My goal was to uncover the mental toughness it took to overcome pain, failure, and self-doubt. All of these things are common fare in this sport. Like a lot of athletes, she has had to overcome many injuries, including a snow boarding accident that resulted in a lower back injury. Nicole finished a race with a broken bone in her foot, and to be covered in sweat, mud and a little blood means nothing to her. Keep going. Don’t let anything or anyone get in your way or stop you. That is the mindset that helps her climb walls, run many miles, lift 70 pound sacks and carry them on her back to the next drop off point.
She is so competitive with herself that she mentioned she was becoming depressed because she was “racing for the podium.” This meant if she didn’t finish high enough in her class, she couldn’t be recognized as a top finisher and stand on the podium as she collected her medals.
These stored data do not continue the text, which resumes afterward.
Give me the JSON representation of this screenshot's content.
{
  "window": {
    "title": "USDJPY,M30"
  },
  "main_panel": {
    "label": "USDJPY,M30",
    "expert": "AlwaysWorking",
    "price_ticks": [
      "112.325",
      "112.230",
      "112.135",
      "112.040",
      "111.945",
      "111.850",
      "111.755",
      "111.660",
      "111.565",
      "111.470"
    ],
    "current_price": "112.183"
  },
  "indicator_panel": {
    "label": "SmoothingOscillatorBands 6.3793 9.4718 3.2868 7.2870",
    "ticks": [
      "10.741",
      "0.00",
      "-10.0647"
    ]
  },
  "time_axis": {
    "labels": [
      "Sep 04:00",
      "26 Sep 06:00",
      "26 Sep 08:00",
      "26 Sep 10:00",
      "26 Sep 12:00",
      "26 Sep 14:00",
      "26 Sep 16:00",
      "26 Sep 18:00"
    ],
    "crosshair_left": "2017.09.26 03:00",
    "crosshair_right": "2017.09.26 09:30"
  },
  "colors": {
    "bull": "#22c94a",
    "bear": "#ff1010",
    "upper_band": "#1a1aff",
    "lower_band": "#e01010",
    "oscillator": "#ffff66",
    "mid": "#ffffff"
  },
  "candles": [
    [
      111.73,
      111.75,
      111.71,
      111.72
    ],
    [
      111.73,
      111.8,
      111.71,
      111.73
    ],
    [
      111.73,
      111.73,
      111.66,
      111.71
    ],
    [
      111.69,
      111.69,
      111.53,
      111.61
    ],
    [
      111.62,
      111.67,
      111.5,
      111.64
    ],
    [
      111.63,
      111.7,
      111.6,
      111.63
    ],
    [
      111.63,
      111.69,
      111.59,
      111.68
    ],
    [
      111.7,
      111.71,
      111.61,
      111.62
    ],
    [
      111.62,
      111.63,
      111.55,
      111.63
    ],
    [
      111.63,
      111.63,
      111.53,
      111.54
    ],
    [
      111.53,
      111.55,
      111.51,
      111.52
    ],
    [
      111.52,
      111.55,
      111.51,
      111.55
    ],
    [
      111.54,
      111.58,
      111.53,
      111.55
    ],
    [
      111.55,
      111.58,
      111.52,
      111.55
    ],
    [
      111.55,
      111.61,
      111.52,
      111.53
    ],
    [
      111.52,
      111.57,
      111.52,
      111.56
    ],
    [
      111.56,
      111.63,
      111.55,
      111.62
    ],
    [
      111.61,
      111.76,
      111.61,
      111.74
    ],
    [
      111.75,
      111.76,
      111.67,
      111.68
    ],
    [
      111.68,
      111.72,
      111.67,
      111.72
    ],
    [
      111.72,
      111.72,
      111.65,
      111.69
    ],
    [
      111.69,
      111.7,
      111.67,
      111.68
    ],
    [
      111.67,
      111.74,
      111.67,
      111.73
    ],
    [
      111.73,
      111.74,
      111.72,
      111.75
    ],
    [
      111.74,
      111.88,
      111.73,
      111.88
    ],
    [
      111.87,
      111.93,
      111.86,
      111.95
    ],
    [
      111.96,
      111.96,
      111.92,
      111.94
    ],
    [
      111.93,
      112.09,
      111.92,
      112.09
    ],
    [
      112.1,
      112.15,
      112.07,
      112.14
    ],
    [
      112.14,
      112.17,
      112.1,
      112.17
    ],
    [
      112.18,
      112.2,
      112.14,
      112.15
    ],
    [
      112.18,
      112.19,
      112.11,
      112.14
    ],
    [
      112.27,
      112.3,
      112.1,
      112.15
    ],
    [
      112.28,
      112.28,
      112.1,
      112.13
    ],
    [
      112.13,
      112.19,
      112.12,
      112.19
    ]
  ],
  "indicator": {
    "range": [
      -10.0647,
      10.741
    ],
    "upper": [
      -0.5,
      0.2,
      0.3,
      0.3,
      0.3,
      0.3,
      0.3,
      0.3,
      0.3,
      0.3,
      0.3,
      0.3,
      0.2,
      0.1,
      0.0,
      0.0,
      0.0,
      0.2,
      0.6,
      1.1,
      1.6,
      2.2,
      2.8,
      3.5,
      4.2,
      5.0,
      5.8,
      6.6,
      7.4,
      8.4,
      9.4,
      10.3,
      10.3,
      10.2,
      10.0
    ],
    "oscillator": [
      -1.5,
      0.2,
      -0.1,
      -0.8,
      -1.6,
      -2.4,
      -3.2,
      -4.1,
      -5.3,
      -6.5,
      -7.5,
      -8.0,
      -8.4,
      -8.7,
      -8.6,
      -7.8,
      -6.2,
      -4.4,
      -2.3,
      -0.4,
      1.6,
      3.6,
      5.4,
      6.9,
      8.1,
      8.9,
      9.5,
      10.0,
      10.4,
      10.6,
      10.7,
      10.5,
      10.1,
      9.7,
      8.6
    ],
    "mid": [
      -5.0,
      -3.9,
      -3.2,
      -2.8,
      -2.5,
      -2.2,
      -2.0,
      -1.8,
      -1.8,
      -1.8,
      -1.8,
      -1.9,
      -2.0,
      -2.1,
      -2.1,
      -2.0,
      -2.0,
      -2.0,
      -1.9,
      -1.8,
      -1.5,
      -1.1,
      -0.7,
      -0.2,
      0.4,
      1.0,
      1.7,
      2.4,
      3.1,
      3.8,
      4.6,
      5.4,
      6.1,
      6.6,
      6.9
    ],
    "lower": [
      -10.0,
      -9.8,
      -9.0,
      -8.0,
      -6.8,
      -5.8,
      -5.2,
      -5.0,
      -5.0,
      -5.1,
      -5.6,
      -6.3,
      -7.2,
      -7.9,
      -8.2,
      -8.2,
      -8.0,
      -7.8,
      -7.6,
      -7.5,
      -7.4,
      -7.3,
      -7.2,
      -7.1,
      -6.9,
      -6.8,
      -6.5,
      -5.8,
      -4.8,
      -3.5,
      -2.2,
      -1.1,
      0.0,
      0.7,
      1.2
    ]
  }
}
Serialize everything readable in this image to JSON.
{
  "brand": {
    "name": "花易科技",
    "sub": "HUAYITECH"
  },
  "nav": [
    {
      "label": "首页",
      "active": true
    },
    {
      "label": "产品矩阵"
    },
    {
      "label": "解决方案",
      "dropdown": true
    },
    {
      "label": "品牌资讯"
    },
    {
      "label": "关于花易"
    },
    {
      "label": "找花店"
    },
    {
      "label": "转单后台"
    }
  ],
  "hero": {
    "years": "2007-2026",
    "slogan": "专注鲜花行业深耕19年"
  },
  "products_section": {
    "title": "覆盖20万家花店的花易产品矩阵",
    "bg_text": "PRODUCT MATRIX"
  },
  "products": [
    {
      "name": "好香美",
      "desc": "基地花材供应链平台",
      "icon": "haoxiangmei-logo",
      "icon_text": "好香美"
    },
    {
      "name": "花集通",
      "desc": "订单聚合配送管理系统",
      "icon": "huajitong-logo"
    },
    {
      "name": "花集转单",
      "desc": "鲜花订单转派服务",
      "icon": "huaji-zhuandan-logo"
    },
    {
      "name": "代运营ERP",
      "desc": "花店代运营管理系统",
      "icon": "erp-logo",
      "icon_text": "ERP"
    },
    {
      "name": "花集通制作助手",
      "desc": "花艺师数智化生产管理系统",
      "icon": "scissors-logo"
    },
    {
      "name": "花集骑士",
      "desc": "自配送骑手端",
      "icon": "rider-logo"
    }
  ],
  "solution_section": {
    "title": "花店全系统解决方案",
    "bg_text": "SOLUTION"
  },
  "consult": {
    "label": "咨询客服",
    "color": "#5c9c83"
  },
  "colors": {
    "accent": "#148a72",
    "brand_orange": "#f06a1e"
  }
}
Once she realized that she was trying to overachieve on every race and that it was affecting her mentally, she began to look around and appreciate the close-knit society she was part of and how everyone is so supportive of each other. “If someone is struggling getting over an obstacle, others in the group will fall back to help that person conquer his or her stumbling block,” she said.
As she continues to train for the next event, I asked her how she deals with all the pain from the injuries she had endured. “Although my back pain was excruciating at times, I just realized that it will always be there and hurt because it is in my bones,” said Nicole. “So, I decided to train smarter and get my core stronger to overcome the pain.” Since she has taken part in so many races, she knows exactly what obstacles will be on the course so she can train specifically for that instead of just running and lifting weights.
So why does she keep going? Is she trying to prove something to herself? Is she trying to prove something to someone else? “You can have a really high tolerance for pain,” Nicole explained, “but then you can have an even higher mental tolerance for pain. So, once you hit that physical pain, you know that it can’t get worse. I know my foot is broken and it’s going to hurt, but it won’t get worse from here.”
And, she tells herself, “You paid for this, you’re gonna do this.” (By the way, the average cost of an entry fee is $125 and that doesn’t include travel and food.)
Nicole – and other “mudders” and “maniacs” like her – are proof that if you truly want something in life, it may come with pain and setbacks, but if you want it badly enough, nothing can stop you. Not even yourself.